Why can’t a leader also be a follower?

Institutions and organizations have long touted the necessity for student and youth leadership.  These opportunities for advancement commence in early high school–positions in student government, honor societies, national organizations, clubs and sports teams encourage the initiative to take command of the situation and lead the pretend army to victory.

And, from what I’ve noticed, once you get to college, those opportunities multiply. Quickly.  Resident Assistants, Organizational Ambassadors, and Directors and Executives of nationally-run societies, whether it be SWE or Pi Alpha Alpha, offer enrichment and the ability to refine necessary skills for both career and personal endeavors.

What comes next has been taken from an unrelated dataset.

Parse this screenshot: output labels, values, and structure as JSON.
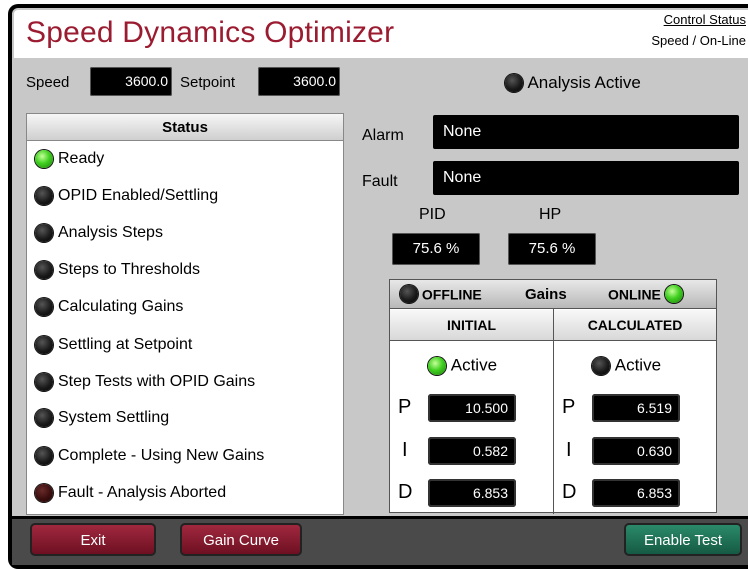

I believe that anyone can be a leader.  Contrary to what I thought in the past, I don’t think that the ability to govern a group of people is specific to a certain personality type, gender, age, or field of work.  Everyone can be a leader–the style and quality of refined skills, however, is where they might differ.

I believe that anyone can be a follower.  Yes, some may challenge the leader if they disagree with what s/he believes, but even that disagreement illustrates a certain level of interest in the leader’s words.  I’m not talking about blind faith in a leader, either–I’m referring to educated, rational support of a figure.

I believe that followers make good leaders.  Leaders who understand the psychology of their backing parties are at a severe advantage in terms of gaining support and appreciation.  I think of it like this: former swimmers could make excellent swim coaches because they first-handedly understand the repercussions of the coach’s actions.  To be able to comprehend what makes a good leader is what a follower can use to propel him/her towards said status.

But here’s where I get stuck–I’m not sure that we as a society emphasize enough that it’s also important for a leader to know when to follow.  This is certainly not to say that leaders are incapable of following a leader of their superior; for example, an RA reports to his/her Coordinator, who might report to the Assistant Director, who might report to the Senior Director (and the chain of command builds from there).  I believe that sometimes, students are encouraged to lead their peers to the point where they’re hesitant to follow them.  It’s as if everyone has to always be the one to come up with the new, best idea– it’s never as highly touted when we just agree with a good idea… we have to come up with it ourselves.  Why do we sometimes feel the need to have to be the only one to start a movement, and why is just following it insufficient?

I think that leadership seminars should emphasize that, without followers, there would be no leaders.  I don’t think you always have to be the one to come up with the next great idea– I think recognizing the value in said idea is equally important.  I believe leaders should recognize that it’s okay to follow, and it isn’t demoting.  The way I see it, leadership promotes advancement and innovation, and following promotes togetherness and unity.